[BioC] pdInfoBuilder fails on Affy's GeneChip Human Transcriptome Array 2.0
James W. MacDonald
jmacdon at uw.edu
Thu Jan 23 20:00:54 CET 2014
This is an existing problem. See the email sent to the listserv just
hours ago, asking for an update on progress:
https://stat.ethz.ch/pipermail/bioconductor/attachments/20140123/4847d433/attachment.pl
Best,
Jim
On 1/23/2014 1:34 PM, Guilherme Rocha wrote:
> Dear all,
>
> I am trying to create the pfInfoBuilder packages for Affy's GeneChip Human
> Transcriptome Array 2.0.
>
> I am using the "original" pgf, clf, mps, and probeset.csv files from the
> library files from Affy's website (
> http://www.affymetrix.com/Auth/analysis/downloads/lf/hta/HTA-2_0/AGCC_library_installer_HTA-2_0.zip
> ).
>
> I was able to read the probeset.csv file using plain vanilla read.csv.

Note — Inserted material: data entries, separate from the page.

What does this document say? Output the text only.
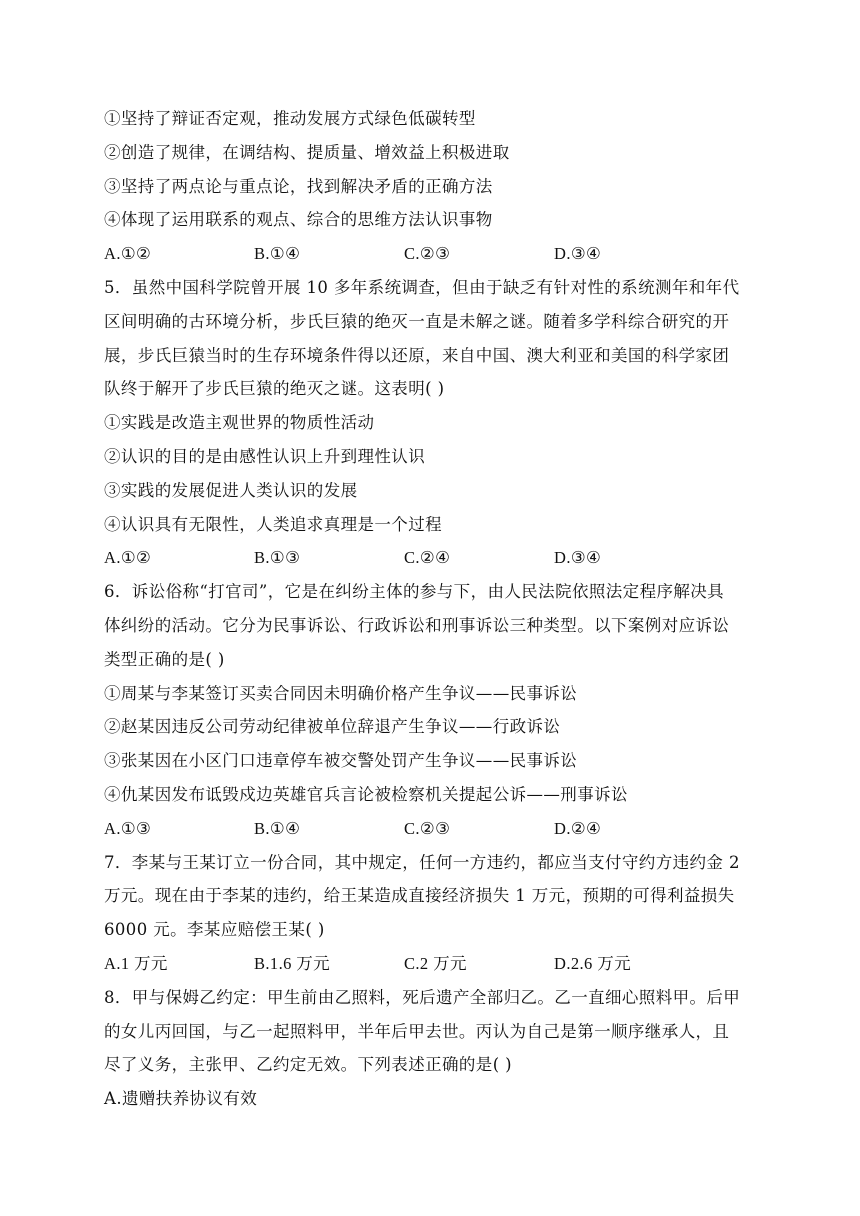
①坚持了辩证否定观，推动发展方式绿色低碳转型
②创造了规律，在调结构、提质量、增效益上积极进取
③坚持了两点论与重点论，找到解决矛盾的正确方法
④体现了运用联系的观点、综合的思维方法认识事物
A.①②	B.①④	C.②③	D.③④
5．虽然中国科学院曾开展 10 多年系统调查，但由于缺乏有针对性的系统测年和年代
区间明确的古环境分析，步氏巨猿的绝灭一直是未解之谜。随着多学科综合研究的开
展，步氏巨猿当时的生存环境条件得以还原，来自中国、澳大利亚和美国的科学家团
队终于解开了步氏巨猿的绝灭之谜。这表明( )
①实践是改造主观世界的物质性活动
②认识的目的是由感性认识上升到理性认识
③实践的发展促进人类认识的发展
④认识具有无限性，人类追求真理是一个过程
A.①②	B.①③	C.②④	D.③④
6．诉讼俗称“打官司”，它是在纠纷主体的参与下，由人民法院依照法定程序解决具
体纠纷的活动。它分为民事诉讼、行政诉讼和刑事诉讼三种类型。以下案例对应诉讼
类型正确的是( )
①周某与李某签订买卖合同因未明确价格产生争议——民事诉讼
②赵某因违反公司劳动纪律被单位辞退产生争议——行政诉讼
③张某因在小区门口违章停车被交警处罚产生争议——民事诉讼
④仇某因发布诋毁戍边英雄官兵言论被检察机关提起公诉——刑事诉讼
A.①③	B.①④	C.②③	D.②④
7．李某与王某订立一份合同，其中规定，任何一方违约，都应当支付守约方违约金 2
万元。现在由于李某的违约，给王某造成直接经济损失 1 万元，预期的可得利益损失
6000 元。李某应赔偿王某( )
A.1 万元	B.1.6 万元	C.2 万元	D.2.6 万元
8．甲与保姆乙约定：甲生前由乙照料，死后遗产全部归乙。乙一直细心照料甲。后甲
的女儿丙回国，与乙一起照料甲，半年后甲去世。丙认为自己是第一顺序继承人，且
尽了义务，主张甲、乙约定无效。下列表述正确的是( )
A.遗赠扶养协议有效
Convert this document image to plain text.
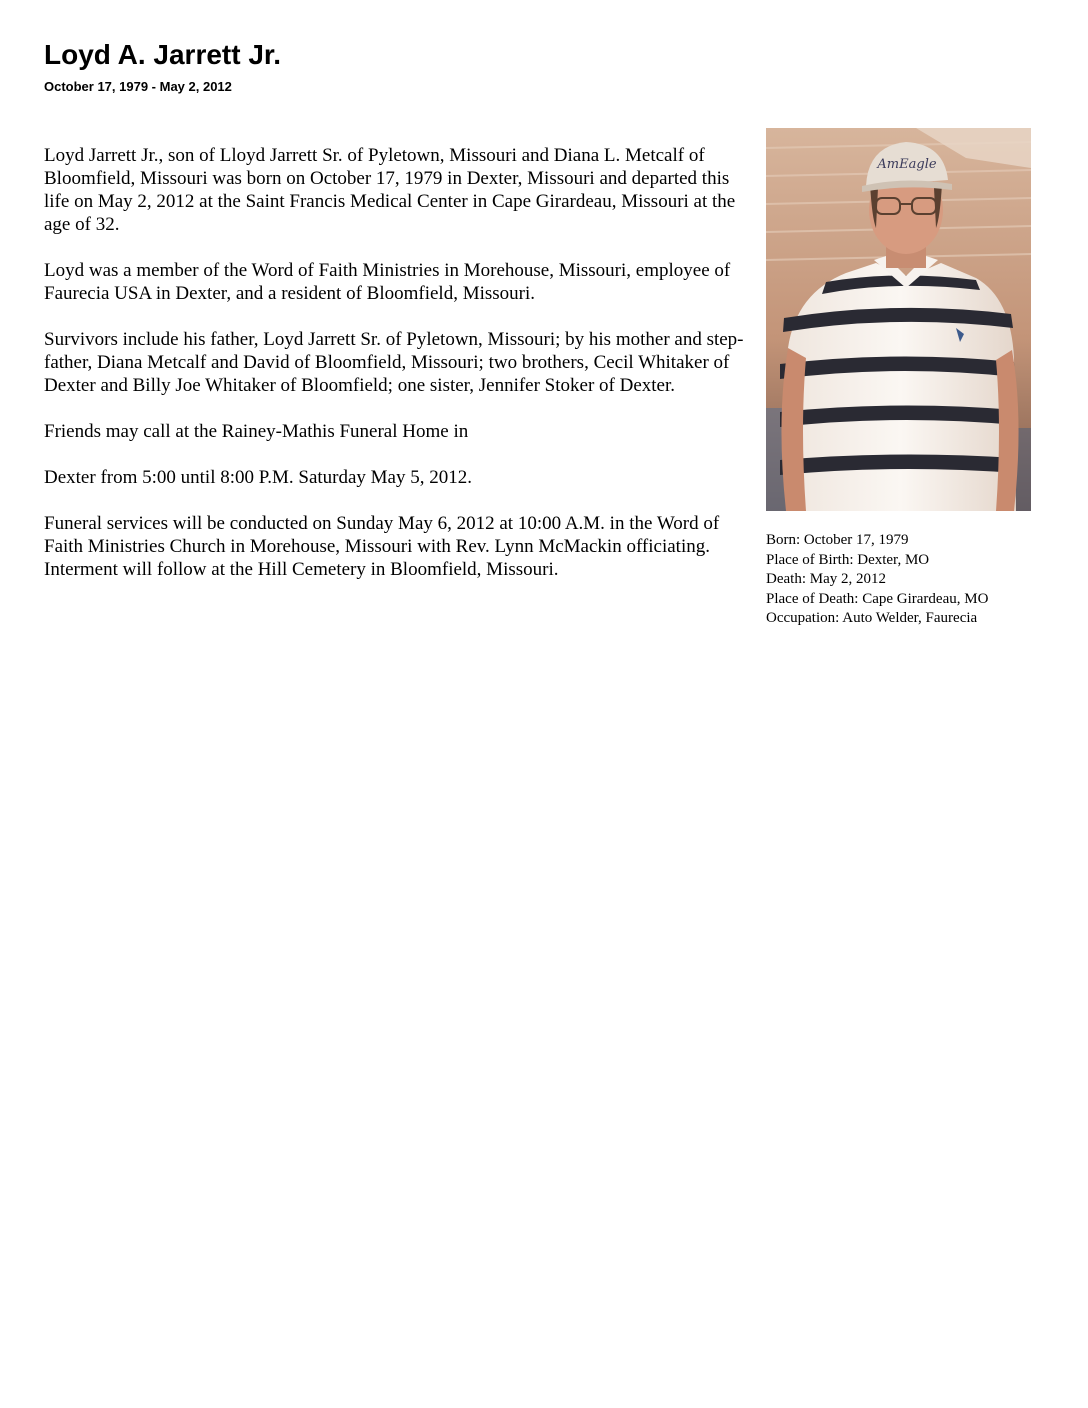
Loyd A. Jarrett Jr.
October 17, 1979 - May 2, 2012

Loyd Jarrett Jr., son of Lloyd Jarrett Sr. of Pyletown, Missouri and Diana L. Metcalf of Bloomfield, Missouri was born on October 17, 1979 in Dexter, Missouri and departed this life on May 2, 2012 at the Saint Francis Medical Center in Cape Girardeau, Missouri at the age of 32.

Loyd was a member of the Word of Faith Ministries in Morehouse, Missouri, employee of Faurecia USA in Dexter, and a resident of Bloomfield, Missouri.

Survivors include his father, Loyd Jarrett Sr. of Pyletown, Missouri; by his mother and step-father, Diana Metcalf and David of Bloomfield, Missouri; two brothers, Cecil Whitaker of Dexter and Billy Joe Whitaker of Bloomfield; one sister, Jennifer Stoker of Dexter.

Friends may call at the Rainey-Mathis Funeral Home in

Dexter from 5:00 until 8:00 P.M. Saturday May 5, 2012.

Funeral services will be conducted on Sunday May 6, 2012 at 10:00 A.M. in the Word of Faith Ministries Church in Morehouse, Missouri with Rev. Lynn McMackin officiating. Interment will follow at the Hill Cemetery in Bloomfield, Missouri.

AmEagle
Born: October 17, 1979
Place of Birth: Dexter, MO
Death: May 2, 2012
Place of Death: Cape Girardeau, MO
Occupation: Auto Welder, Faurecia
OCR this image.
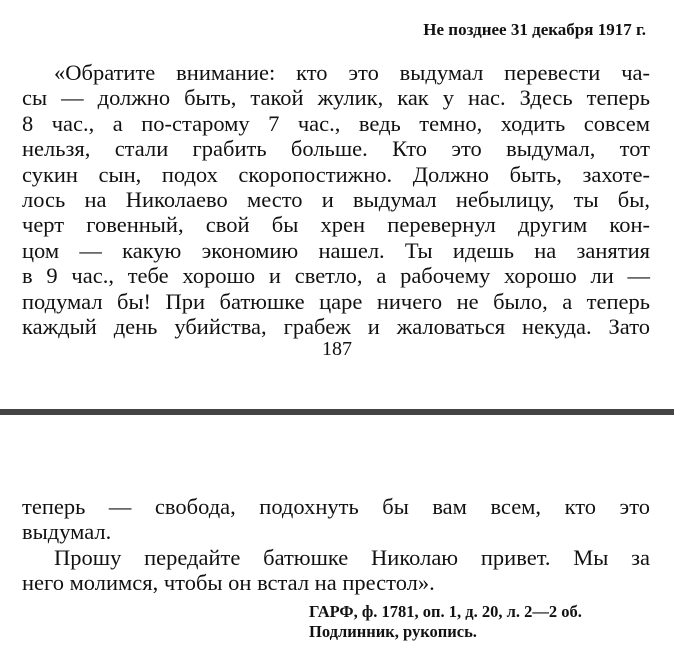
Не позднее 31 декабря 1917 г.
«Обратите внимание: кто это выдумал перевести ча-
сы — должно быть, такой жулик, как у нас. Здесь теперь
8 час., а по-старому 7 час., ведь темно, ходить совсем
нельзя, стали грабить больше. Кто это выдумал, тот
сукин сын, подох скоропостижно. Должно быть, захоте-
лось на Николаево место и выдумал небылицу, ты бы,
черт говенный, свой бы хрен перевернул другим кон-
цом — какую экономию нашел. Ты идешь на занятия
в 9 час., тебе хорошо и светло, а рабочему хорошо ли —
подумал бы! При батюшке царе ничего не было, а теперь
каждый день убийства, грабеж и жаловаться некуда. Зато
187
теперь — свобода, подохнуть бы вам всем, кто это
выдумал.
Прошу передайте батюшке Николаю привет. Мы за
него молимся, чтобы он встал на престол».
ГАРФ, ф. 1781, оп. 1, д. 20, л. 2—2 об.
Подлинник, рукопись.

> Thus, it is likely the solution given to a similar problem with
> Arabidopsis chips does not apply ("pdInfoBuilder fails on the new
> Arabidopsis Gene ST 1.0 & 1.1 arrays",
> https://stat.ethz.ch/pipermail/bioconductor/2012-March/044231.html)
>
> Details are shown below.
>
> Any help greatly appreciated.
>
> Regards,
>
> Guilherme Rocha
>
>
> ------------------------------------------------------------------------------------------------------------
> R Code and output:
>
>> library(pdInfoBuilder)
> Loading required package: Biobase
> Loading required package: BiocGenerics
> Loading required package: parallel
>
> Attaching package: 'BiocGenerics'
>
> The following objects are masked from 'package:parallel':
>
> clusterApply, clusterApplyLB, clusterCall, clusterEvalQ,
> clusterExport, clusterMap, parApply, parCapply, parLapply,
> parLapplyLB, parRapply, parSapply, parSapplyLB
>
> The following object is masked from 'package:stats':
>
> xtabs
>
> The following objects are masked from 'package:base':
>
> Filter, Find, Map, Position, Reduce, anyDuplicated, append,
> as.data.frame, as.vector, cbind, colnames, duplicated, eval, evalq,
> get, intersect, is.unsorted, lapply, mapply, match, mget, order,
> paste, pmax, pmax.int, pmin, pmin.int, rank, rbind, rep.int,
> rownames, sapply, setdiff, sort, table, tapply, union, unique,
> unlist
>
> Welcome to Bioconductor
>
> Vignettes contain introductory material; view with
> 'browseVignettes()'. To cite Bioconductor, see
> 'citation("Biobase")', and for packages 'citation("pkgname")'.
>
> Loading required package: RSQLite
> Loading required package: DBI
> Loading required package: affxparser
> Loading required package: oligo
> Loading required package: oligoClasses
> Welcome to oligoClasses version 1.24.0
> ================================================================================
> Welcome to oligo version 1.26.0
> ================================================================================
>
> Attaching package: 'oligo'
>
> The following object is masked from 'package:BiocGenerics':
>
> normalize
>
>> base_dir = "./"
>>
>> pgf = paste(base_dir, "/HTA-2_0.r1.pgf", sep="")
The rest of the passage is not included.